How can I deliver lectures about Indian art and culture in London unless I have deep first-hand knowledge!ROSEMARY CRILL

"It is Indian paintings — Rajput, Pahari and South Indian — and textiles that have appealed to me the most," says Rosemary Crill, senior curator of the Asian Department at the famed Victoria & Albert Museum, London. Her interest, she reveals, was fuelled when she was at the University of London, pursuing a Bachelor's programme in the School of Oriental and African Studies.

"My work as a curator centres on the dissemination of the knowledge pertaining to the richness of Indian culture," says Rosemary, who was in New Delhi the other day. Displaying the collection of Indian artworks and textiles from across the region, dating, for the most part, to between the 17th and 19th Century, is one part of the process. "Some of the pieces, though, date as far back as the 12th Century, as for instance the Bengali palm leaf manuscripts," informs the lady who joined the museum in 1980.

Rosemary, who specialises in Indian paintings and textiles says, "The V&A museum is unique in that along with the rich and grandiose items that are generally possessed by museums, it also has the textiles of 19th Century India that formed the routine clothing of the ordinary folk. So there are the elaborate gold woven Banarasi saris as also the thick fabric used by the common man."

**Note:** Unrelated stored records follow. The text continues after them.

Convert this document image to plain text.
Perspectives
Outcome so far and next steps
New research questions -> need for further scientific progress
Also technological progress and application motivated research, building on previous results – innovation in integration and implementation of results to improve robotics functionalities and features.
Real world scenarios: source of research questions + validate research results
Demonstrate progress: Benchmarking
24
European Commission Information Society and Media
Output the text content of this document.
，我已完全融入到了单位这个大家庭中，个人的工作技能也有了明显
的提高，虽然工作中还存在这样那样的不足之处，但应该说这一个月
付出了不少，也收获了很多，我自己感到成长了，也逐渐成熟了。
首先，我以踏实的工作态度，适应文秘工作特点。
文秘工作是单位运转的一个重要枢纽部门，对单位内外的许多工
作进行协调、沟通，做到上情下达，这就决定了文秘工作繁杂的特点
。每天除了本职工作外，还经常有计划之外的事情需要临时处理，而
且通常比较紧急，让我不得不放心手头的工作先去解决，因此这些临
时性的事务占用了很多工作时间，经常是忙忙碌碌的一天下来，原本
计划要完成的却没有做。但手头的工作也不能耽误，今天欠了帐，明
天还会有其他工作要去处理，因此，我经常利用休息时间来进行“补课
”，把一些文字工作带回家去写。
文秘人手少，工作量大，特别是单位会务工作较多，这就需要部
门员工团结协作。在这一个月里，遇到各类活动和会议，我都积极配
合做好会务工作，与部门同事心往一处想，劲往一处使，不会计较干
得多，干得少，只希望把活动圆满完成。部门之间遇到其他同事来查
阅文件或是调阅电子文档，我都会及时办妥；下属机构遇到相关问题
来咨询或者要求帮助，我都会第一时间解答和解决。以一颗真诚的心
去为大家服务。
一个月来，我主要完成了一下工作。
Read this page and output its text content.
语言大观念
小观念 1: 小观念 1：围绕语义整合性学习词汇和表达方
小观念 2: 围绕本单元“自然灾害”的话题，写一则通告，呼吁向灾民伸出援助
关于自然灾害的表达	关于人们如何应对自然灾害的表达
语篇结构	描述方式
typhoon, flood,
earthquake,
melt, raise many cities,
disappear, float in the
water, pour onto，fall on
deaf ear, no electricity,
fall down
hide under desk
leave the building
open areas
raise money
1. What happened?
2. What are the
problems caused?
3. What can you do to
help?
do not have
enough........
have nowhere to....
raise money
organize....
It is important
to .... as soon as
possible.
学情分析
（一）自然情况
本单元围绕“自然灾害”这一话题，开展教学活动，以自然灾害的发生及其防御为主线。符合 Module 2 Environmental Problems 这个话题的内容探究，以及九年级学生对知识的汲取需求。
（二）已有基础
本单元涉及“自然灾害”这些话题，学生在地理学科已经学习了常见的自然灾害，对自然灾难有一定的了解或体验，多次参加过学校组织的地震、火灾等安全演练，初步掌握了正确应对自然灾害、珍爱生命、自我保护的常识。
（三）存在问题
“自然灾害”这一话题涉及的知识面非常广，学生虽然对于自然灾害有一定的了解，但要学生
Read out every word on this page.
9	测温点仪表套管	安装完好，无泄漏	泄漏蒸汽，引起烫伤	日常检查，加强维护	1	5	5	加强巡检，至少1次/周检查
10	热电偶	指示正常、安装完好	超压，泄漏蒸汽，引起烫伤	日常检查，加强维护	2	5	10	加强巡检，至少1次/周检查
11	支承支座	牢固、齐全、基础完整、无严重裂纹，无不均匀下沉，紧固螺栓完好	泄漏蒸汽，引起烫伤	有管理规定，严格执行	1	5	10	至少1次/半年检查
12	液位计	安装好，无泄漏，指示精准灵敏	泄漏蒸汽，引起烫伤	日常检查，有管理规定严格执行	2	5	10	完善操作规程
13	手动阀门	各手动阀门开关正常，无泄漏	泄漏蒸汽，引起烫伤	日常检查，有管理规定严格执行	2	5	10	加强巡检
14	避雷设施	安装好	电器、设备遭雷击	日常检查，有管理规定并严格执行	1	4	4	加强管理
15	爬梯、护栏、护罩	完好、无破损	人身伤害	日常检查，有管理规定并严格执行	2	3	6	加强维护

What is the history of the Indian section? Rosemary points out that in the early 19th Century the East India Company set up the India Museum devoted entirely to articles from India. "It was combined later with the museum subsequently renamed Victoria & Albert Museum. Today it is only one per cent of the entire Indian collection that is therefore feasible to put up on display at any point of time," she explains.

Extensive research work, for which purpose the entire collection is available, is carried on at the museum. It is an area Rosemary has been deeply involved in.

The 53-year-old curator has authored and edited several books and published a large number of academic papers. On her recent trip to Delhi she presented a lecture organised by the Craft Revival Trust on Indian textiles in Europe from the 17th to the 19th centuries.

Lectures, short-term courses and scholarship programmes for international curators are also conducted at the V&A Museum. "It is Britons of Asian origin who mostly evince interest in these programmes," says the soft-spoken, salwar-kameez-clad Rosemary.

"How can I deliver lectures about Indian art and culture in London unless I have a deep and first-hand knowledge of it!" asks Rosemary. Consequently she visits India twice a year.

Her book, "Marwar Painting: A History of the Jodhpur Style", was the result of her 6-month stay in Jodhpur studying Rajput paintings. Her research work in Indian textiles has likewise seen her visiting, over the years, the centres of traditional fabric weaving, dyeing and printing styles in several states in the country, including Rajasthan, Andhra Pradesh, Tamil Nadu and Orissa. Her book, "Indian Ikat textiles", is based on her extensive research on the Ikat resist dyeing technique. What is Ikat? "It is a traditional weaving process that employs a method akin to the tie and dye technique. The fabric's widespread availability is almost over in India now; it is restricted to some pockets in Orissa, Andhra Pradesh and Gujarat where it is still being practised," explains Rosemary, with a tinge of regret.